It wasn't until she encountered Playmobil in Ms Deb's Kindergarten that she found her love.
At first I wasn't sure what to make of it. Ms Deb's classroom had a Playmobil police station, which Emily and Sarah promptly dis-assembled to make into a house. For the girls, I think it was the ability to recreate the desired play space that was most attractive. They were imaginative enough to be able to fully discount what they Saw, and recreate it into what they wanted.
For that first Christmas, I presented the Modern House, with attachments and furniture. I vaguely expected her to discard it the same way she did the 1200 dollars worth of Brio Trains ( which later got gifted to Ms Deb's classroom) to have it sit in buckets in the basement for eternity.
To my shock and delight, the House was consumed with such relish and delight that Terrance and I were more than stunned. This child who was to be diagnosed with ADHD later that year rarely, if ever, spent more than 5 minutes with ANY toy. Now, she was sitting with and actually Playing. As in Making Up dialog and arranging and rearranging scenarios.
Since that first gift of the Modern House in 2002, Emily's Playmobil collection has grown and grown. Arctic Explorer, Shopping Mall, Grocery Store, Hospital, Fairy Set, A good portion of Pirates, Wedding Sets, Farms, The Rabbit Easter Sets, Egyptian Sets, and every year a new advent calender, which is later lovingly repackaged and stored with the others.
One of the things I loved about the playmobil figures IS the non-specificity of Gender. In many cases, a simple change of hair styles can adjust a male character to a female. I didn't have to contend with the overt gender messages that Barbie and her cohorts were promoting.
I did notice, and was concerned with, the lack of diversity in the figures. She had LOTS of white people, which in New Hampshire was the norm. It was then that I sought out and bought the African- American and Hispanic American family sets - 2 of each - to blend into her ever growing milleau of people.
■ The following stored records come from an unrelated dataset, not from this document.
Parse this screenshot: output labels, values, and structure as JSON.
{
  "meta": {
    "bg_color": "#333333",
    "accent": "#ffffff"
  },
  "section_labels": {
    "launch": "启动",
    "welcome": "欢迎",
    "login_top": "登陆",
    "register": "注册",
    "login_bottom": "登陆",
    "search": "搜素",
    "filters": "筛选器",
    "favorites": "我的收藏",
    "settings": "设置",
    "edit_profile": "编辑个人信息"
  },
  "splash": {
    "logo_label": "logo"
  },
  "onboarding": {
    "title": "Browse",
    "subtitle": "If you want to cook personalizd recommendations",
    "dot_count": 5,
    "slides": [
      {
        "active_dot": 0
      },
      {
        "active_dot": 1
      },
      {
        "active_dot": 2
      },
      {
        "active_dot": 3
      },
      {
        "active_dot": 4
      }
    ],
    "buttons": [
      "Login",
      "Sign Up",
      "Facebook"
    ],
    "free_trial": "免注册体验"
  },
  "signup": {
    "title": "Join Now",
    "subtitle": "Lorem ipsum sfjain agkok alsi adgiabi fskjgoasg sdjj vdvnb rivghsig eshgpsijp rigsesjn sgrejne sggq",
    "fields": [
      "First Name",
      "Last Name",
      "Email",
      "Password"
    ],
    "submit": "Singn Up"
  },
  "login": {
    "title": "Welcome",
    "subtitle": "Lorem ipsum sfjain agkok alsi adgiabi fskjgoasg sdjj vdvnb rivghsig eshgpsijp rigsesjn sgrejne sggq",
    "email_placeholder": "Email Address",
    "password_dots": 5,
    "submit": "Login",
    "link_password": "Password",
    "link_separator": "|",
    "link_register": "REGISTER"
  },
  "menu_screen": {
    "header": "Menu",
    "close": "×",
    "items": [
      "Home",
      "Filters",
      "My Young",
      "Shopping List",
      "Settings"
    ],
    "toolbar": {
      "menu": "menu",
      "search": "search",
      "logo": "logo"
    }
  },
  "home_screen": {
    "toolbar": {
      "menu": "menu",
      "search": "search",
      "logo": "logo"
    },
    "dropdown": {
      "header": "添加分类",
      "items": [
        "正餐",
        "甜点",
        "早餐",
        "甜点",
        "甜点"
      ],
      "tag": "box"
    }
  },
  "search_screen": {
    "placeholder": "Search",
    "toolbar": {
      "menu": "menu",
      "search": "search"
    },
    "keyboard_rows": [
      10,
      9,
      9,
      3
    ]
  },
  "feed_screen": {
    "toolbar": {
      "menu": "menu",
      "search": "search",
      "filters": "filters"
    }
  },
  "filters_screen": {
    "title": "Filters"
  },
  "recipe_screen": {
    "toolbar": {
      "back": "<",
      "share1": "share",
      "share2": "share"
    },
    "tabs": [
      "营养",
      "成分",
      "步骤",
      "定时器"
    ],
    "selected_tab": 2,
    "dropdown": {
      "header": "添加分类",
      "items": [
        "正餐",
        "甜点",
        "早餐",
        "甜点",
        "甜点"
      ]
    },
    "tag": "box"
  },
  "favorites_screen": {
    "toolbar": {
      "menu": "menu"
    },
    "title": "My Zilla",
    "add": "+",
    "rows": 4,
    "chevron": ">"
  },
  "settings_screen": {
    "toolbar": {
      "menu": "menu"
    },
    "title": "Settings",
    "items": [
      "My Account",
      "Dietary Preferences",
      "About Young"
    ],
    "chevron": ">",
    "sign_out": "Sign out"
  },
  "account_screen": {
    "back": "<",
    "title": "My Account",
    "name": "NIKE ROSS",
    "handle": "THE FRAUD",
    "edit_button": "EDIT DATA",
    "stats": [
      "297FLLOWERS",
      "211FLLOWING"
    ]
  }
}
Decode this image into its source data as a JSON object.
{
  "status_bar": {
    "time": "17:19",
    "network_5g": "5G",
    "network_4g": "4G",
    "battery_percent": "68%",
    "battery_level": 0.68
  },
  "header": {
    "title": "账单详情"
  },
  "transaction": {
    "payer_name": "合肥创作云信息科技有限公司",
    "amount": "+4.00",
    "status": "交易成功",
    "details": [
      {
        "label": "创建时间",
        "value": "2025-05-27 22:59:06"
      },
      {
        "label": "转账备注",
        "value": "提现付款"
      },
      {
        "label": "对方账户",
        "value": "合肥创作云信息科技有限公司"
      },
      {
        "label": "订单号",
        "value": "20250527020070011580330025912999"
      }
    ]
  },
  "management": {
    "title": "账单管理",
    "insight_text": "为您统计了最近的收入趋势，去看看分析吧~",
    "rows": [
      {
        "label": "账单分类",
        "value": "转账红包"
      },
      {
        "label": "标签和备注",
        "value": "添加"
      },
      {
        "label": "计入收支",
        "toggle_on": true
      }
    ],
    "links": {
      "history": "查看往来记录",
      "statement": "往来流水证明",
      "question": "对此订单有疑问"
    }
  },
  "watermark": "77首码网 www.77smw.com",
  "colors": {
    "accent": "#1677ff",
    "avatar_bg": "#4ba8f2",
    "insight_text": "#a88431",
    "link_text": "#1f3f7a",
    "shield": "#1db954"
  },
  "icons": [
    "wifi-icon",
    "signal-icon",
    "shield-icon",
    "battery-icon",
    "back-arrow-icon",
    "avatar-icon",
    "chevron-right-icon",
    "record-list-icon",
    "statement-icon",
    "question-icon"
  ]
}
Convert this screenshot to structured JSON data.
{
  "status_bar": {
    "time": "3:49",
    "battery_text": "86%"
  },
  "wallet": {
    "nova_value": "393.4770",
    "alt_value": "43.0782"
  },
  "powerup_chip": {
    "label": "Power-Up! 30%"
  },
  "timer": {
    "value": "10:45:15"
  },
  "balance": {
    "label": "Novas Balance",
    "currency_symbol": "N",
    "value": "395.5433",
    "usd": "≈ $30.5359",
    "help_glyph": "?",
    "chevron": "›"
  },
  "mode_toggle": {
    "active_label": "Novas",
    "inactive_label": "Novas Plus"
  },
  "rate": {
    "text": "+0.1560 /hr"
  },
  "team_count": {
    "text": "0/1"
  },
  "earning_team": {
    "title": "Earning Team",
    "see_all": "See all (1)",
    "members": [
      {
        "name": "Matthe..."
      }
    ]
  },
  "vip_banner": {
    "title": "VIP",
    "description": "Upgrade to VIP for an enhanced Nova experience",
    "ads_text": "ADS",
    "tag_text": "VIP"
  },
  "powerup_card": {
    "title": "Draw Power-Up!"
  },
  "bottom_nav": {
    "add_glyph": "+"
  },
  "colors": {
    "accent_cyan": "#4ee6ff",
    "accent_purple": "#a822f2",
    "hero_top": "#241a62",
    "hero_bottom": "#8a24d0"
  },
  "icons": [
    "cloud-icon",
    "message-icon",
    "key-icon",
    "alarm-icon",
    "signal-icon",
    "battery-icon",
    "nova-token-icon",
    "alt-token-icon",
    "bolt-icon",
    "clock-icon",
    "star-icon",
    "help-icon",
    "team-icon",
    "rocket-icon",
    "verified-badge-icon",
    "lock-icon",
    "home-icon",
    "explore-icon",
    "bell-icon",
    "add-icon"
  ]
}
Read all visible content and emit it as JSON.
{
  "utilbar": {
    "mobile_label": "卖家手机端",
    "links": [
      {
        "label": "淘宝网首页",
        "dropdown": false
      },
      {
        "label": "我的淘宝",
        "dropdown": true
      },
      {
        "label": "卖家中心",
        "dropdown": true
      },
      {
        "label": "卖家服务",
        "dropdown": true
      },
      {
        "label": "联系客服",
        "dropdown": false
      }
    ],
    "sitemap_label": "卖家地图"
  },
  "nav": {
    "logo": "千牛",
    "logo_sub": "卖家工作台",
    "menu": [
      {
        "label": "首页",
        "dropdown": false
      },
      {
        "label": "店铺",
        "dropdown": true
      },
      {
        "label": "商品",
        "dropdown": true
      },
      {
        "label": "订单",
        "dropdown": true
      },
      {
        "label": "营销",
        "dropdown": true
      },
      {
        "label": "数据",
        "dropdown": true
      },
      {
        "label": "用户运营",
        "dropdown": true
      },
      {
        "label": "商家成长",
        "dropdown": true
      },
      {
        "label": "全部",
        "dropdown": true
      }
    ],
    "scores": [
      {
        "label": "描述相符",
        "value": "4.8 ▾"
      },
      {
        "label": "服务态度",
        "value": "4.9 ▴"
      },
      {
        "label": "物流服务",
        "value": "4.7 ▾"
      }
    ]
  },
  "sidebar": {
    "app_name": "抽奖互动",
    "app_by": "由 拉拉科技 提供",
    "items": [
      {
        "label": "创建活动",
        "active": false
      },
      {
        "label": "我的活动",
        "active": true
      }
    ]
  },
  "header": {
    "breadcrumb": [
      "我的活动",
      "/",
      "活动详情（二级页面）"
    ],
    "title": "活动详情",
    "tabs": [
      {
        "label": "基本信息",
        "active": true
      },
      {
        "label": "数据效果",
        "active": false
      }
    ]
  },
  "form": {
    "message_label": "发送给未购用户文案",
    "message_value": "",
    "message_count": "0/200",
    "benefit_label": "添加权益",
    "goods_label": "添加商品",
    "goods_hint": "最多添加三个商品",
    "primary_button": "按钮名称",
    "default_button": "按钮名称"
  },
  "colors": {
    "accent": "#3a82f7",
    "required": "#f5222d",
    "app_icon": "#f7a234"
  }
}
That action met my need for Em to have dolls that represented her family and she mixed and matched to her hearts content. One of the many things I have loved about my daughter is her ability to simply accept - she is a kind and generous soul. She has never questioned why women might marry women, or men might marry men, or people of different ethnic backgrounds might marry. In her world view, it is just how it IS.
This has been reflected in her imaginative play as well. It is not uncommon to see a variety of figures standing in a variety of roles in her play scenes. Pirates may be paired with the Rabbits, and The Doctor might be riding the Red Dragon on any given day,
A recent post at another blog sent to be by Mayumi set me to thinking. Had I noticed this issue of African representation? Why hadn't I noticed this? What did I think about this, given Emily's long standing relationship ( and my many thousand of dollars investment) in/with Playmobil?
I think the overall criticism is valid - Particularly given the Western world's relationship with Africa as a paternalistic colonizing force.
However, in some ways I wonder about any toys ability to authentically depict ANY culture. The culture represented by Emily's basic Modern House is certainly that of a Western upper middle class family. However, the House wouldn't even neccessarily reflect a family in Japan of similar economic status.
The stores (butcher, bakery, ice cream shop) are staples in Our current neighborhood in Montreal- but are certainly not something one would see in every neighborhood.